Staff at the Environmental Protection Agency had major disagreements over the decision to rollback corporate average fuel economy (CAFE) standards for the coming years, according to documents released last week. The matter echoes an event in May where science advisers for the EPA claimed the agency had ignored its own research in order to rationalize the push to relax fuel targets.

Both items have given ammunition to critics of the new proposal to claim the choice was politically motivated and based upon shoddy, biased research. Interesting, considering that's exactly what the current administration said about the earlier decision to make them more stringent.

Led by the National Highway Traffic Safety Administration and backed by EPA, the current proposal seeks to keep fuel economy standards at 2020 levels - rather than continuing to elevate them. The arguments made for the move revolved around existing consumer preferences and saving lives. However, some of the agency's staff seemed to be concerned with the NHTSA's data and claimed it had overstepped by including the EPA in documents it didn't approve of. 

In the most glaring example, a paper called the Preliminary Regulatory Impact Analysis (RIA) was sent to the White House's Office of Management and Budget. EPA staffers wanted the agency's name removed. "This Preliminary RIA is a work product of DOT and NHTSA, and was not authored by EPA," wrote staffer William Charmley in an email. "[The] EPA's name and logo should be removed from the DOT-NHTSA Preliminary Regulatory Impact Analysis document."

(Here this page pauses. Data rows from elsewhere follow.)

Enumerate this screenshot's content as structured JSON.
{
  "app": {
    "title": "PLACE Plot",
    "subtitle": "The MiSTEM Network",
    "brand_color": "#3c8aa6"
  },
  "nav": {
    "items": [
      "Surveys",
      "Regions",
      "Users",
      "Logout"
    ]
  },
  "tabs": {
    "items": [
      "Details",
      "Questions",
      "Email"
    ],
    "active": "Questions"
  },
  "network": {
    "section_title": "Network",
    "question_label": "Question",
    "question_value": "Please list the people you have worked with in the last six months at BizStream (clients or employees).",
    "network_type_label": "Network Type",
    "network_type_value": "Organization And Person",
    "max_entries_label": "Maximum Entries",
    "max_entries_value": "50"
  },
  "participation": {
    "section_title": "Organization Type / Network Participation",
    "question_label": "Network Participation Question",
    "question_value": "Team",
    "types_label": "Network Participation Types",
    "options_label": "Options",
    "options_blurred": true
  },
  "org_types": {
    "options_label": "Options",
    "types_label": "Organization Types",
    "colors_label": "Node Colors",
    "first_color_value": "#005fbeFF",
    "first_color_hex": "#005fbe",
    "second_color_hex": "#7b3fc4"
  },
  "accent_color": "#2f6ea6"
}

A critical analysis of the proposal also saw the EPA correcting "erroneous and otherwise problematic elements of the model's logic and algorithms." However, the Department of Transportation suggested that the agency had been using outdated models and overestimating the future size of the automotive market and how much people would be driving. Ultimately, the DOT and NHTSA got their way and the EPA officially backed the proposal.

Currently in its public-comment period, the proposal is under new scrutiny with the general populace weighing in on the pros and cons. Environmental groups appear to be of one mind, however. The Sierra Club said the agencies "must pull their proposed rule back and focus on strengthening the standards - as the people and facts support - rather than continue with this charade."

Meanwhile, David Hayes, who served as the Interior Department's deputy secretary under Bill Clinton and Barack Obama, claimed that internal conflict at the EPA could seriously help in California's legal battle to keep its ability to set its own standards - something the new fueling proposal seeks to undo. "The EPA documents challenging the Administration's alleged safety rationale for rolling back fuel economy and tailpipe emissions standards are devastating from a legal perspective," he said. "If in fact there was internal warfare, that just provides further grist for litigators."

Our cursory take, after going over a load of incredibly dry office emails, is that the EPA had serious doubts about the proposal. It also seems to be politically motivated to some degree. But so did the Obama administration's rush to lock-in the more stringent standards before the changing of the guard. What matters most is if you believe the NHTSA's claim that keeping the stricter fuel standards would be detrimental to the financial wellbeing of the nation, counter to consumer interest, and potentially risk lives.